The optimal observation time for angiogenesis in mouse MI model is controversial. Karina et al. proposed that the capillary network was significantly dilated at day 7 post-MI [44]. Fan et al. evaluated myocardial tissue angiogenesis 4 weeks after MI [45]. In this study, we evaluated capillaries and arterioles densities in myocardial tissue of MI mice at different time points by immunofluorescence staining, and concluded that day 3 to day 7 post-MI is the critical stage of neovascularization accumulation (Figure S1C-F). This is consistent with the previously observed pattern of endothelial activation and dilated capillaries in the ischemic myocardial region.44 At the same time, we also observed that the expression level of KMT2D in myocardial tissue, cardiomyocytes, and ECs had a similar dynamic pattern of angiogenesis. These results provide strong support for us to explore the function of KMT2D in angiogenesis after MI.
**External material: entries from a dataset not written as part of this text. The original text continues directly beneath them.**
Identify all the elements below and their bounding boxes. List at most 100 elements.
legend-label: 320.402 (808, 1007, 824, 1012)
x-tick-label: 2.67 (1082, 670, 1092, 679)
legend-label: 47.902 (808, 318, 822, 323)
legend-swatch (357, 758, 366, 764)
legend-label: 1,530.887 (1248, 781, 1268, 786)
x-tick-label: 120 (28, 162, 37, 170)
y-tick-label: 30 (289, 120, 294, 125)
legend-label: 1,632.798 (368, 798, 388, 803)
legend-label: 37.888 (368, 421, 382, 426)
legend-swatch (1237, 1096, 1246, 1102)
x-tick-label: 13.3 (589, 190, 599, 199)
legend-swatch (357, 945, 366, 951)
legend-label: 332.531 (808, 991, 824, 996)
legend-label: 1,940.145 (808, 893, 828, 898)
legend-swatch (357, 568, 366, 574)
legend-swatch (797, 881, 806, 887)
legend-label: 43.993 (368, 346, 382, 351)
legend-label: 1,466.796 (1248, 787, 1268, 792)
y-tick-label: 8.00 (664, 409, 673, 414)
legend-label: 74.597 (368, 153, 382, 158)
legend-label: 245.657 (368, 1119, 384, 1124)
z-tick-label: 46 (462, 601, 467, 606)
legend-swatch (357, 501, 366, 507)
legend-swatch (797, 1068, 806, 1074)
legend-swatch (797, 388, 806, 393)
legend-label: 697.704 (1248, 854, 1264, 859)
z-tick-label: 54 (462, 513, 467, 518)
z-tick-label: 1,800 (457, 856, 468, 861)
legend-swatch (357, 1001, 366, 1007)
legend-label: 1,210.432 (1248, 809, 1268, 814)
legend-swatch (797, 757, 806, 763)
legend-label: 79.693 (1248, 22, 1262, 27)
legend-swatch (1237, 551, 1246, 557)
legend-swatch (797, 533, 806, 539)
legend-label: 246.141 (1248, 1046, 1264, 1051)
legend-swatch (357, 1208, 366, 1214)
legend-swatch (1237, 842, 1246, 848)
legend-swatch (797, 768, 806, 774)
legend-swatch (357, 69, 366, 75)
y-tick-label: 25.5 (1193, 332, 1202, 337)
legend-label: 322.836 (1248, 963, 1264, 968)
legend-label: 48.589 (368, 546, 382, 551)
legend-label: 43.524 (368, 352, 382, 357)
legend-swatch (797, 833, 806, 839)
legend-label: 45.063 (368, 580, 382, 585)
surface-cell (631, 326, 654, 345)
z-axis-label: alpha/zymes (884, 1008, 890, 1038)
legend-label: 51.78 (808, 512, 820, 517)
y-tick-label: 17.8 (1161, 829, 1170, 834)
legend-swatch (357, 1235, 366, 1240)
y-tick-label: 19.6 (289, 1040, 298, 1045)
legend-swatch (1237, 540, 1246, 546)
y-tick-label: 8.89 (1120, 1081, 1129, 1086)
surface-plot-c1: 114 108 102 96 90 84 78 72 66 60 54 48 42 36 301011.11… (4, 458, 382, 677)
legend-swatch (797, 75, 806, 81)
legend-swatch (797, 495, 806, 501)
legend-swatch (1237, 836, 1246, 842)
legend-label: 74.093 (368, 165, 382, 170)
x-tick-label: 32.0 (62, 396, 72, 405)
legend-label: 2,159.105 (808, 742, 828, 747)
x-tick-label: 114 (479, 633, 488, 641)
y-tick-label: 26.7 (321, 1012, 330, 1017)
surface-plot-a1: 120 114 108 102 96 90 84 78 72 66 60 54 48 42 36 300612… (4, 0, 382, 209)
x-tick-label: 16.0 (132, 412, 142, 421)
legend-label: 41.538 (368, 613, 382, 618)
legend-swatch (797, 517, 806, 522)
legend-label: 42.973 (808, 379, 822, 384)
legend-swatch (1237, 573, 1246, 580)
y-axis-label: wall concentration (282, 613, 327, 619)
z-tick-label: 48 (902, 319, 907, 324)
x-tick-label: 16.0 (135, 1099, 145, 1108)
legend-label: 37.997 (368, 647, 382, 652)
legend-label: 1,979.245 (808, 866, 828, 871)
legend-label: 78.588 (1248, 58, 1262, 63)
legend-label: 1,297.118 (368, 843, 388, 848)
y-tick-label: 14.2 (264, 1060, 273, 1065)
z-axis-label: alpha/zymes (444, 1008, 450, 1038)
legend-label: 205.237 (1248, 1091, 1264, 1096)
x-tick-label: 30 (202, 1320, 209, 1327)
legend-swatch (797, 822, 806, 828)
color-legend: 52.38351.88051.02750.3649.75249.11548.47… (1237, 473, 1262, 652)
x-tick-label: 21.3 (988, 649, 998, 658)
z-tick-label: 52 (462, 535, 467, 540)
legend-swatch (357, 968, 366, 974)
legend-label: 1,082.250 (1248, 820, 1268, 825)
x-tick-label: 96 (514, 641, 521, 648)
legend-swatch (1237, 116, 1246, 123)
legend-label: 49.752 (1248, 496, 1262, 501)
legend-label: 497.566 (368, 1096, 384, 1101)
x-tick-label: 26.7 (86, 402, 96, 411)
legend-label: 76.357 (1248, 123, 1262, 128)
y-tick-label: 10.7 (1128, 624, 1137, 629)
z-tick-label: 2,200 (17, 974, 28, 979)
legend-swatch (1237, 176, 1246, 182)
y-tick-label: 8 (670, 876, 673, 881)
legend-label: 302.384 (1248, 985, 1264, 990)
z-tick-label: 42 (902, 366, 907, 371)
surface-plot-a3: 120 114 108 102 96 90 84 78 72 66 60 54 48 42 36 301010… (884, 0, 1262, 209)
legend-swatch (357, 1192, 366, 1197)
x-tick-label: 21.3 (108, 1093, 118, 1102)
In summary, our study indicates that KMT2D depletion in both cardiomyocytes and ECs attenuates angiogenesis and that loss of KMT2D in cardiomyocytes reduced their paracrine of VEGF-A and impaired the EC function through cross-talk. This study suggests that the strategy of targeting KMT2D could be a potential therapeutic approach for angiogenesis against myocardial ischemia and heart failure.